The second implication is always true. It can be Proved axiomatically in general or even in individual cases like your example. We can not generate a Counter-Example.

$\exists n(5\vert n \land 6\vert n) \implies \exists n(5\vert n) \land \exists n(6\vert n)$
This is somewhat like to $(A \land B \implies A) \land (A \land B \implies B)$

The first implication is not always true & hence must be treated like not true. We can generate Counter-Examples to show that it is not true in general or even in individual Cases like your Example.

Counter Example in Individual Case :
Let the Universe of Discourse be the integers between 3 & 24.

$\exists n(5\vert n) \land \exists n(6\vert n) \implies \exists n(5\vert n \land 6\vert n)$

Here , we see that $5,10,15,20$ satisfy $\exists n(5\vert n)$
More-over , we have that $6,12,18,24$ satisfy $\exists n(6\vert n)$
Yet , there is no $n$ which satisfies $\exists n(5\vert n \land 6\vert n)$

Counter Example in general Case :
$\exists n(P(n)) \land \exists n(Q(n)) \implies \exists n(P(n) \land Q(n))$
This is not true because there may be no $n$ which has both Properties $P$ & $Q$
In worst Case, these two Properties may be Negations :
$\exists n(P(n)) \land \exists n(\lnot P(n)) \implies \exists n(P(n) \land \lnot P(n))$
Naturally , this implication is not true.

Answer 2

• First implication is wrong.

How to disprove it? Give an example of a set, for which the implication is false. That is where there exists number which is divisible by 5 and there exists number which is divisible by 6, but this set doesn't contain number which is divisible both by 5 and 6.

One of the examples could be $\{5, 6\}$.

• Second implication is correct.

How to prove it? Prove that for every possible set the implication is true. Assume that you have some set $A$, and the following statement is true: $\exists n(5|n \land 6|n), n \in A$ . Then you need to prove $\exists n(5|n),n\in A$ and prove $\exists n(6|n),n\in A$.

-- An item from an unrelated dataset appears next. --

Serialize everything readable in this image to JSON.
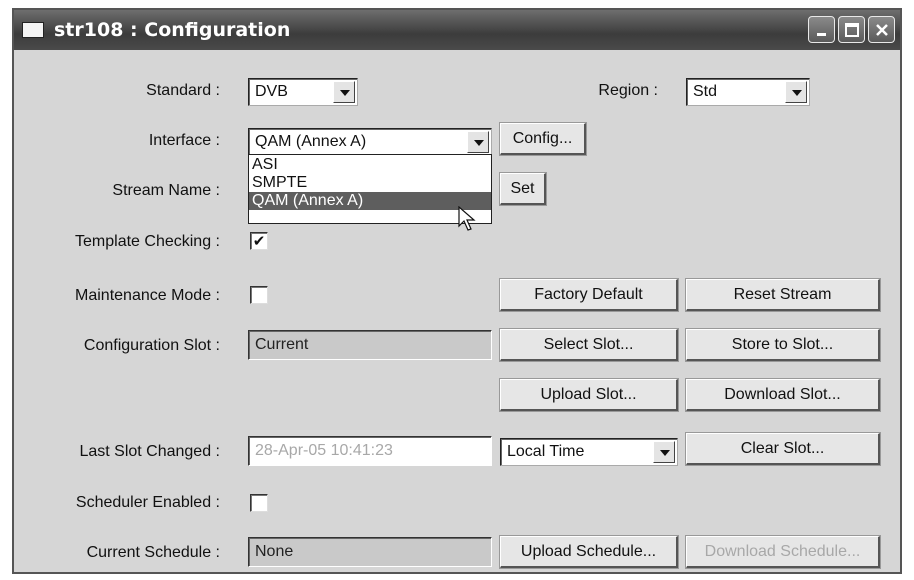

To prove $\exists n(5|n),n\in A$ you need to give an example of an element from $A$ for which $5|n$ is true. Similarly for $\exists n(6|n),n\in A$.

From the statement $\exists n(5|n \land 6|n), n \in A$ you have at least one element $n$ with known property to work with.

You can plug it in $\exists n(5|n)$ and show that from $(5|n \land 6|n)$ follows $(5|n)$. Same for $\exists n(6|n)$. Statements proved, hence if $\exists n(5|n \land 6|n), n \in A$ is true, then $n_0,n_1\in A,\exists n_0(5|n_0)\land\exists n_1(6|n_1)$ is also true for all possible sets $A$.

At the end, it turned out that the first one was more straightforward.

Also, you should note that implication can be true for some set, but not correct and you can disprove it if it is false for some other set.

Implication is correct and you can prove it if it is true for every set.

Answer 3

In this specific case the first implication is correct. The general case is not correct, as was explained by Prem. But, since it is always the case that there is a number that is divisible by both 5 and 6, any possible antecedent implies that there is such a number.